@apsillers answer is correct, but let me say it in a slightly different way to convey the connotations.
"Far-fetched" means, as he says, unlikely to be true. Depending on context, it may mean that you think an idea is possible but unlikely, or it may be a polite way of saying that you think it is impossible or ridiculous. Like, scenario 1: "Maybe the president is pursuing this policy because he thinks the majority of the people are for it." "That's pretty far-fetched. Surely he's seen the polls." The theory is unlikely, but maybe the president hasn't seen the polls, or doesn't believe they are accurate. Scenario 2: "Maybe the president is pursuing this policy because he's secretly a Martian planted here to undermine this country as the first step in their invasion plans." "Well, that's ... pretty far-fetched." Your idea is absurd, but because you're my friend I don't want to say you're an idiot.

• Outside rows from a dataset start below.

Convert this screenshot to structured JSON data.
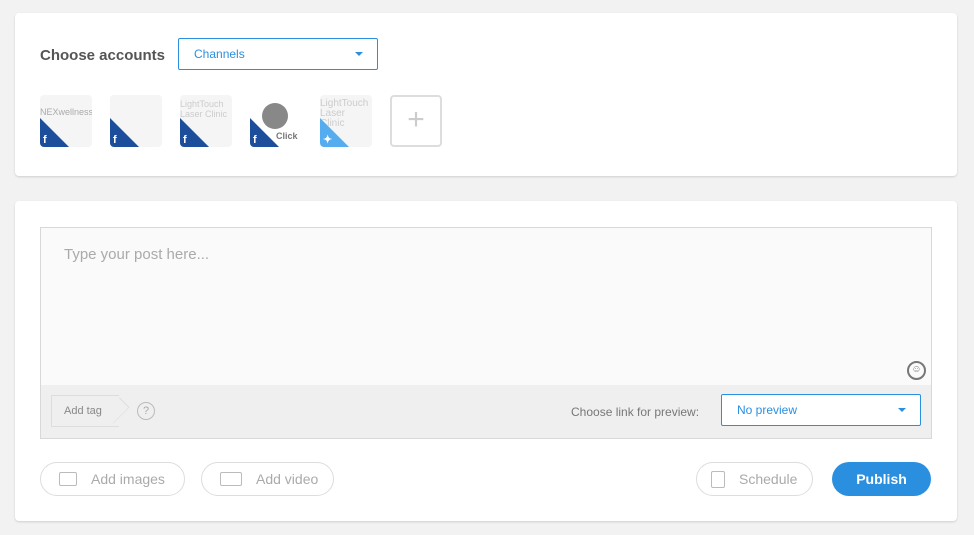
{
  "accounts_section": {
    "label": "Choose accounts",
    "channels_dropdown": "Channels",
    "accounts": [
      {
        "name": "NEXwellness",
        "network": "facebook"
      },
      {
        "name": "",
        "network": "facebook"
      },
      {
        "name": "LightTouch Laser Clinic",
        "network": "facebook"
      },
      {
        "name": "Click",
        "network": "facebook"
      },
      {
        "name": "LightTouch Laser Clinic",
        "network": "twitter"
      }
    ],
    "colors": {
      "facebook": "#1d4e9c",
      "twitter": "#55acee",
      "accent": "#2b8fe0"
    }
  },
  "composer": {
    "placeholder": "Type your post here...",
    "add_tag": "Add tag",
    "help": "?",
    "preview_label": "Choose link for preview:",
    "preview_value": "No preview"
  },
  "actions": {
    "add_images": "Add images",
    "add_video": "Add video",
    "schedule": "Schedule",
    "publish": "Publish"
  }
}
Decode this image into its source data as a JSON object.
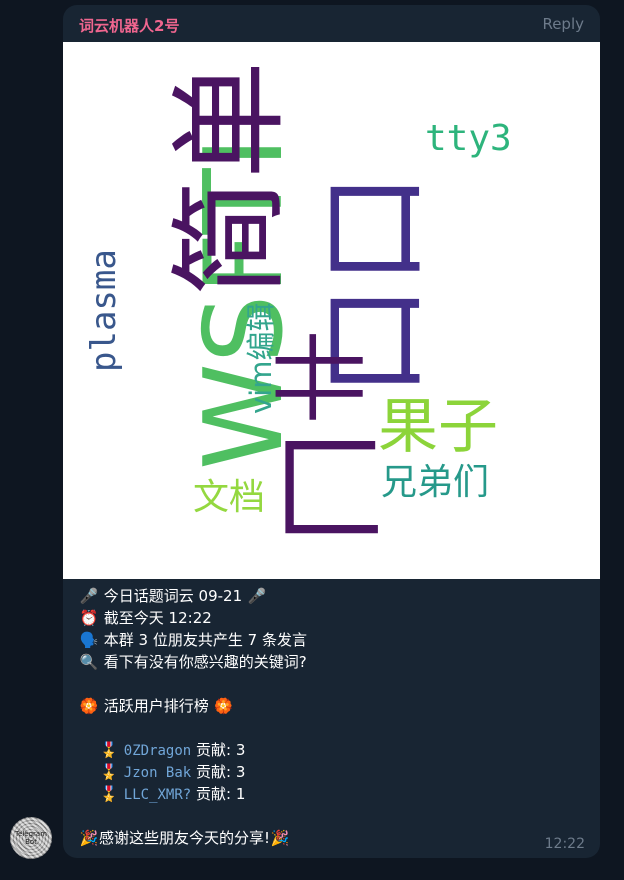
{
  "sender": "词云机器人2号",
  "reply_label": "Reply",
  "avatar_label": "Telegram Bot",
  "wordcloud": {
    "words": [
      {
        "text": "WSFTI",
        "color": "#4fbf61"
      },
      {
        "text": "简单",
        "color": "#4a1461"
      },
      {
        "text": "口口",
        "color": "#43308a"
      },
      {
        "text": "果子",
        "color": "#8cd43a"
      },
      {
        "text": "文档",
        "color": "#94d840"
      },
      {
        "text": "兄弟们",
        "color": "#26998a"
      },
      {
        "text": "tty3",
        "color": "#2db47c"
      },
      {
        "text": "vim编辑",
        "color": "#33a58d"
      },
      {
        "text": "plasma",
        "color": "#39578c"
      },
      {
        "text": "匚",
        "color": "#4a1461"
      },
      {
        "text": "卄",
        "color": "#4a1461"
      }
    ]
  },
  "message": {
    "line1": {
      "emoji": "🎤",
      "text": "今日话题词云 09-21",
      "emoji_end": "🎤"
    },
    "line2": {
      "emoji": "⏰",
      "text": "截至今天 12:22"
    },
    "line3": {
      "emoji": "🗣️",
      "text": "本群 3 位朋友共产生 7 条发言"
    },
    "line4": {
      "emoji": "🔍",
      "text": "看下有没有你感兴趣的关键词?"
    },
    "rank_title": {
      "emoji": "🏵️",
      "text": "活跃用户排行榜",
      "emoji_end": "🏵️"
    },
    "users": [
      {
        "medal": "🎖️",
        "name": "0ZDragon",
        "label": "贡献:",
        "count": "3"
      },
      {
        "medal": "🎖️",
        "name": "Jzon Bak",
        "label": "贡献:",
        "count": "3"
      },
      {
        "medal": "🎖️",
        "name": "LLC_XMR?",
        "label": "贡献:",
        "count": "1"
      }
    ],
    "thanks": {
      "emoji": "🎉",
      "text": "感谢这些朋友今天的分享!",
      "emoji_end": "🎉"
    }
  },
  "time": "12:22"
}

So yes, saying your friends proof is far-fetched is somewhere between meaningless and insulting. Generally we wouldn't say that a PROOF is far-fetched, only a theory or an idea can be far-fetched. A proof may be flawed, but a proof isn't a fact that can be true or false, it is an argument that can be convincing or unconvincing. I suppose you could say that a proof could be far-fetched in the sense of being unlikely to be VALID, though I think that would be an odd use of the word. But if you did take it that way, then you'd be saying that your friend's proof is extremely unlikely to be valid, i.e. it's a dumb idea.
"Far afield" means far from the center of things or far from where you started. In the literal sense, you could say "I travelled far afield", meaning, "I travelled far from home" or maybe "far from civilization". More often it's used metaphorically, like, "Dr Jones started out doing conventional physics research, but then he wandered far afield into theories about time travel and parallel worlds." Maybe I should clarify that it doesn't have to be that extreme.
I would be unlikely to say that a proof was "far afield", unless maybe it relied on very obscure information. Like if you tried to prove that a theory about current economics is true by using examples from ancient Babylon, I might say, "Wow, you're going pretty far afield to get evidence to back up your theory."
If I was trying to describe the situation you discuss, I think I'd just say, "Well, that proof is more complicated than necessary ..." If you want a single word, yes, "roundabout" would express the idea fairly well.